The #RaspberryPi comes complete with everything needed to bring economical, 1:1 #computing #education to the students of the poorest and wealthiest school districts alike.
After selling 8 million units over the last four years, the Raspberry Pi Foundation has shipped it’s most powerful and versatile computer yet. Luckily, it’s still only $35 which puts it within reach of almost everyone. Not only is the Raspberry Pi used in schools all over the world, it’s even been used on the International Space Station. Pretty cool!
The Pi 3 comes with a 64-bit, quad-core ARM processor running at 1.2GHz with 1 GB of RAM. For network connectivity, it comes with built-in Ethernet, Wi-Fi and Bluetooth. Four USB ports allow you to connect keyboards, mice and other peripherals while the HDMI port displays the screen on a computer monitor or TV. A micro SD card is used for storage and the Pi 3 only needs 5 volts and 2.5 amps of power to run. Since a school full of Raspberry Pi computers only uses a tiny fraction of the power currently consumed by desktop and laptop computers, the monthly electricity bill will be noticeably smaller.
The Raspberry Pi 3 boots into a graphical desktop operating system with a task bar, launch menu and icons that look instantly familiar to users of Windows or the Mac. It comes pre-loaded with office apps (word processing, spreadsheets, presentations, drawing, email, database) a web browser, programming tools (Java, Python, Node.js, Scratch) and games like Minecraft. Hundreds more science, business, creative and educational apps are available for download to help round-out a student’s learning experience.
Students who use Office 365, iCloud or Google Docs will have no problem accessing those apps and storage via the Webkit-based browser. This browser can also work with the programming tools on Code.org (Hour of Code). You’re also good-to-go for online Common Core testing.
Like so many things in life, big decisions come down to money. A small school district with 3,000 students can enact a complete 1:1 program with Raspberry Pi computers for a little over $100,000. All the old, existing monitors, mice and keyboards still hanging around from the Windows XP days can be repurposed. An extra $10,000 will cover a 10% backup supply of Raspberry Pi computers to keep students up and running when devices are lost, stolen or broken.
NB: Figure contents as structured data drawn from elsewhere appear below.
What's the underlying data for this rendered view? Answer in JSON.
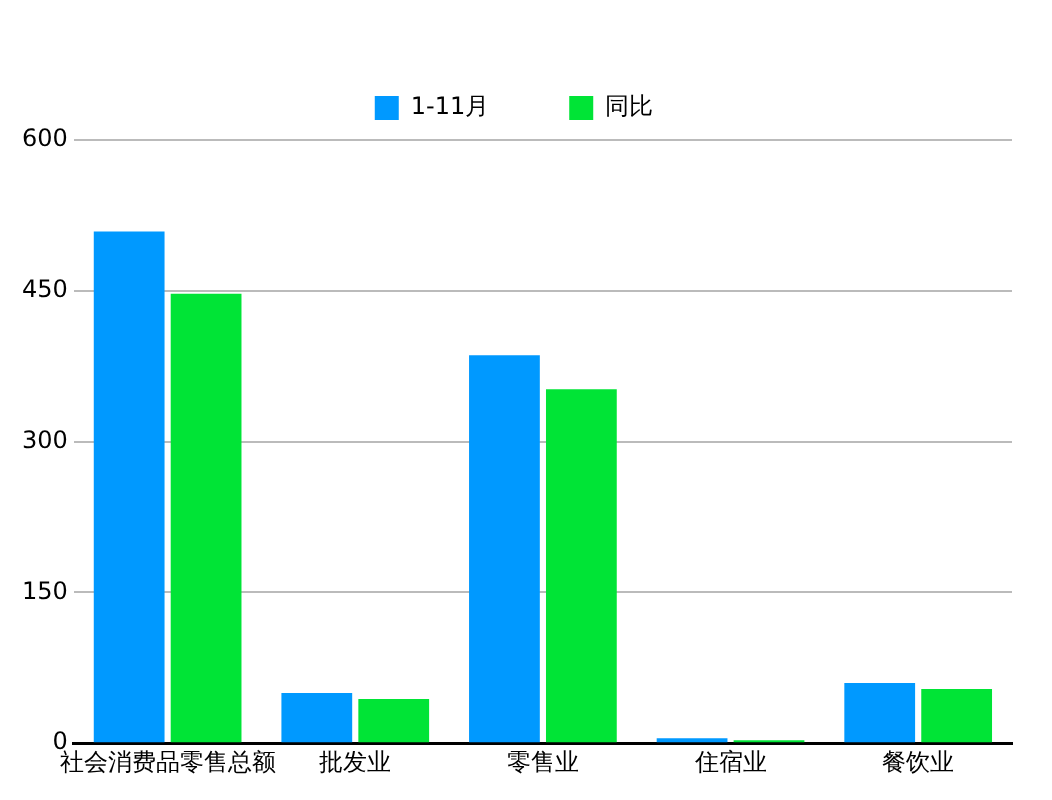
{
  "chart_data": {
    "type": "bar",
    "categories": [
      "社会消费品零售总额",
      "批发业",
      "零售业",
      "住宿业",
      "餐饮业"
    ],
    "series": [
      {
        "name": "1-11月",
        "color": "#0099ff",
        "values": [
          509,
          50,
          386,
          5,
          60
        ]
      },
      {
        "name": "同比",
        "color": "#00e436",
        "values": [
          447,
          44,
          352,
          3,
          54
        ]
      }
    ],
    "ylim": [
      0,
      600
    ],
    "yticks": [
      0,
      150,
      300,
      450,
      600
    ],
    "grid": "y",
    "legend": "top"
  }
}
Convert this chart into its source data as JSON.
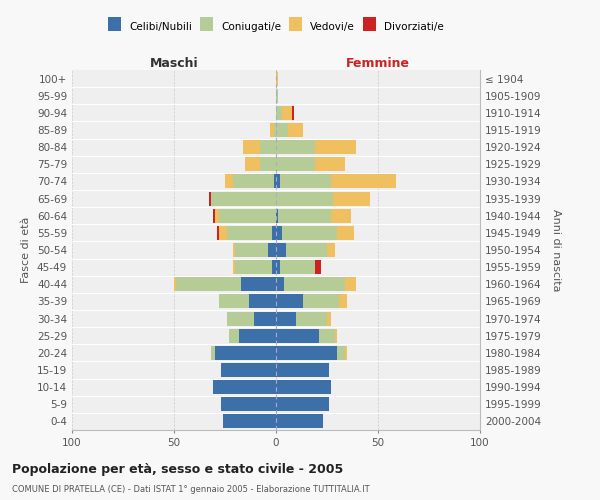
{
  "age_groups": [
    "0-4",
    "5-9",
    "10-14",
    "15-19",
    "20-24",
    "25-29",
    "30-34",
    "35-39",
    "40-44",
    "45-49",
    "50-54",
    "55-59",
    "60-64",
    "65-69",
    "70-74",
    "75-79",
    "80-84",
    "85-89",
    "90-94",
    "95-99",
    "100+"
  ],
  "birth_years": [
    "2000-2004",
    "1995-1999",
    "1990-1994",
    "1985-1989",
    "1980-1984",
    "1975-1979",
    "1970-1974",
    "1965-1969",
    "1960-1964",
    "1955-1959",
    "1950-1954",
    "1945-1949",
    "1940-1944",
    "1935-1939",
    "1930-1934",
    "1925-1929",
    "1920-1924",
    "1915-1919",
    "1910-1914",
    "1905-1909",
    "≤ 1904"
  ],
  "colors": {
    "celibi": "#3d6fa8",
    "coniugati": "#b5cc96",
    "vedovi": "#f0c060",
    "divorziati": "#cc2222"
  },
  "males": {
    "celibi": [
      26,
      27,
      31,
      27,
      30,
      18,
      11,
      13,
      17,
      2,
      4,
      2,
      0,
      0,
      1,
      0,
      0,
      0,
      0,
      0,
      0
    ],
    "coniugati": [
      0,
      0,
      0,
      0,
      2,
      5,
      13,
      15,
      32,
      18,
      16,
      22,
      28,
      32,
      20,
      8,
      8,
      1,
      0,
      0,
      0
    ],
    "vedovi": [
      0,
      0,
      0,
      0,
      0,
      0,
      0,
      0,
      1,
      1,
      1,
      4,
      2,
      0,
      4,
      7,
      8,
      2,
      0,
      0,
      0
    ],
    "divorziati": [
      0,
      0,
      0,
      0,
      0,
      0,
      0,
      0,
      0,
      0,
      0,
      1,
      1,
      1,
      0,
      0,
      0,
      0,
      0,
      0,
      0
    ]
  },
  "females": {
    "celibi": [
      23,
      26,
      27,
      26,
      30,
      21,
      10,
      13,
      4,
      2,
      5,
      3,
      1,
      0,
      2,
      0,
      0,
      0,
      0,
      0,
      0
    ],
    "coniugati": [
      0,
      0,
      0,
      0,
      4,
      8,
      15,
      18,
      30,
      17,
      20,
      27,
      26,
      28,
      25,
      19,
      19,
      6,
      3,
      1,
      0
    ],
    "vedovi": [
      0,
      0,
      0,
      0,
      1,
      1,
      2,
      4,
      5,
      0,
      4,
      8,
      10,
      18,
      32,
      15,
      20,
      7,
      5,
      0,
      1
    ],
    "divorziati": [
      0,
      0,
      0,
      0,
      0,
      0,
      0,
      0,
      0,
      3,
      0,
      0,
      0,
      0,
      0,
      0,
      0,
      0,
      1,
      0,
      0
    ]
  },
  "xlim": 100,
  "title": "Popolazione per età, sesso e stato civile - 2005",
  "subtitle": "COMUNE DI PRATELLA (CE) - Dati ISTAT 1° gennaio 2005 - Elaborazione TUTTITALIA.IT",
  "ylabel_left": "Fasce di età",
  "ylabel_right": "Anni di nascita",
  "header_left": "Maschi",
  "header_right": "Femmine",
  "bg_color": "#f8f8f8",
  "plot_bg": "#efefef",
  "legend_items": [
    "Celibi/Nubili",
    "Coniugati/e",
    "Vedovi/e",
    "Divorziati/e"
  ]
}
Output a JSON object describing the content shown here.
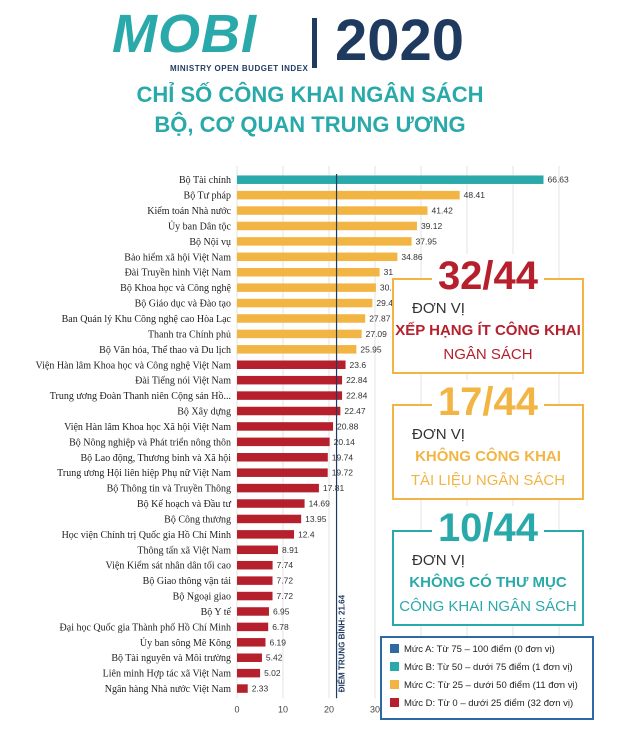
{
  "header": {
    "logo_text": "MOBI",
    "logo_subtitle": "MINISTRY OPEN BUDGET INDEX",
    "year": "2020",
    "title_line1": "CHỈ SỐ CÔNG KHAI NGÂN SÁCH",
    "title_line2": "BỘ, CƠ QUAN TRUNG ƯƠNG"
  },
  "colors": {
    "teal": "#2aa9ab",
    "yellow": "#f2b544",
    "red": "#b5202c",
    "blue": "#2d6aa3",
    "navy": "#1f3a5f"
  },
  "chart_data": {
    "type": "bar",
    "orientation": "horizontal",
    "categories": [
      "Bộ Tài chính",
      "Bộ Tư pháp",
      "Kiểm toán Nhà nước",
      "Ủy ban Dân tộc",
      "Bộ Nội vụ",
      "Bảo hiểm xã hội Việt Nam",
      "Đài Truyền hình Việt Nam",
      "Bộ Khoa học và Công nghệ",
      "Bộ Giáo dục và Đào tạo",
      "Ban Quản lý Khu Công nghệ cao Hòa Lạc",
      "Thanh tra Chính phủ",
      "Bộ Văn hóa, Thể thao và Du lịch",
      "Viện Hàn lâm Khoa học và Công nghệ Việt Nam",
      "Đài Tiếng nói Việt Nam",
      "Trung ương Đoàn Thanh niên Cộng sản Hồ...",
      "Bộ Xây dựng",
      "Viện Hàn lâm Khoa học Xã hội Việt Nam",
      "Bộ Nông nghiệp và Phát triển nông thôn",
      "Bộ Lao động, Thương binh và Xã hội",
      "Trung ương Hội liên hiệp Phụ nữ Việt Nam",
      "Bộ Thông tin và Truyền Thông",
      "Bộ Kế hoạch và Đầu tư",
      "Bộ Công thương",
      "Học viện Chính trị Quốc gia Hồ Chí Minh",
      "Thông tấn xã Việt Nam",
      "Viện Kiểm sát nhân dân tối cao",
      "Bộ Giao thông vận tải",
      "Bộ Ngoại giao",
      "Bộ Y tế",
      "Đại học Quốc gia Thành phố Hồ Chí Minh",
      "Ủy ban sông Mê Kông",
      "Bộ Tài nguyên và Môi trường",
      "Liên minh Hợp tác xã Việt Nam",
      "Ngân hàng Nhà nước Việt Nam"
    ],
    "values": [
      66.63,
      48.41,
      41.42,
      39.12,
      37.95,
      34.86,
      31,
      30.2,
      29.44,
      27.87,
      27.09,
      25.95,
      23.6,
      22.84,
      22.84,
      22.47,
      20.88,
      20.14,
      19.74,
      19.72,
      17.81,
      14.69,
      13.95,
      12.4,
      8.91,
      7.74,
      7.72,
      7.72,
      6.95,
      6.78,
      6.19,
      5.42,
      5.02,
      2.33
    ],
    "value_labels": [
      "66.63",
      "48.41",
      "41.42",
      "39.12",
      "37.95",
      "34.86",
      "31",
      "30.2",
      "29.44",
      "27.87",
      "27.09",
      "25.95",
      "23.6",
      "22.84",
      "22.84",
      "22.47",
      "20.88",
      "20.14",
      "19.74",
      "19.72",
      "17.81",
      "14.69",
      "13.95",
      "12.4",
      "8.91",
      "7.74",
      "7.72",
      "7.72",
      "6.95",
      "6.78",
      "6.19",
      "5.42",
      "5.02",
      "2.33"
    ],
    "xlim": [
      0,
      70
    ],
    "xticks": [
      "0",
      "10",
      "20",
      "30",
      "40",
      "50",
      "60",
      "70"
    ],
    "average": 21.64,
    "average_label": "ĐIỂM TRUNG BÌNH: 21.64",
    "grid": true,
    "legend_position": "bottom-right",
    "legend": [
      {
        "label": "Mức A: Từ 75 – 100 điểm (0 đơn vị)",
        "color": "#2d6aa3"
      },
      {
        "label": "Mức B: Từ 50 – dưới 75 điểm (1 đơn vị)",
        "color": "#2aa9ab"
      },
      {
        "label": "Mức C: Từ 25 – dưới 50 điểm (11 đơn vị)",
        "color": "#f2b544"
      },
      {
        "label": "Mức D: Từ 0 – dưới 25 điểm (32 đơn vị)",
        "color": "#b5202c"
      }
    ]
  },
  "callouts": [
    {
      "big": "32/44",
      "unit": "ĐƠN VỊ",
      "line1": "XẾP HẠNG ÍT CÔNG KHAI",
      "line2": "NGÂN SÁCH",
      "big_color": "#b5202c",
      "line1_color": "#b5202c",
      "line2_color": "#b5202c"
    },
    {
      "big": "17/44",
      "unit": "ĐƠN VỊ",
      "line1": "KHÔNG CÔNG KHAI",
      "line2": "TÀI LIỆU NGÂN SÁCH",
      "big_color": "#f2b544",
      "line1_color": "#f2b544",
      "line2_color": "#f2b544"
    },
    {
      "big": "10/44",
      "unit": "ĐƠN VỊ",
      "line1": "KHÔNG CÓ THƯ MỤC",
      "line2": "CÔNG KHAI NGÂN SÁCH",
      "big_color": "#2aa9ab",
      "line1_color": "#2aa9ab",
      "line2_color": "#2aa9ab"
    }
  ]
}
When compared to the millions of dollars it costs to roll out a 1:1 education program with iPads, Chromebooks or other laptops, this is down-right reasonable.
Some of you may remember the United Nation’s One Laptop per Child initiative to help level the playing field for students living in abject poverty in emerging economies around the world. Unfortunately, the XO laptop could never be produced cheaply enough. Combined with a lack of training and curriculum for teachers, this admirable effort failed.
I believe this vision can now be realized with the low-cost Raspberry Pi.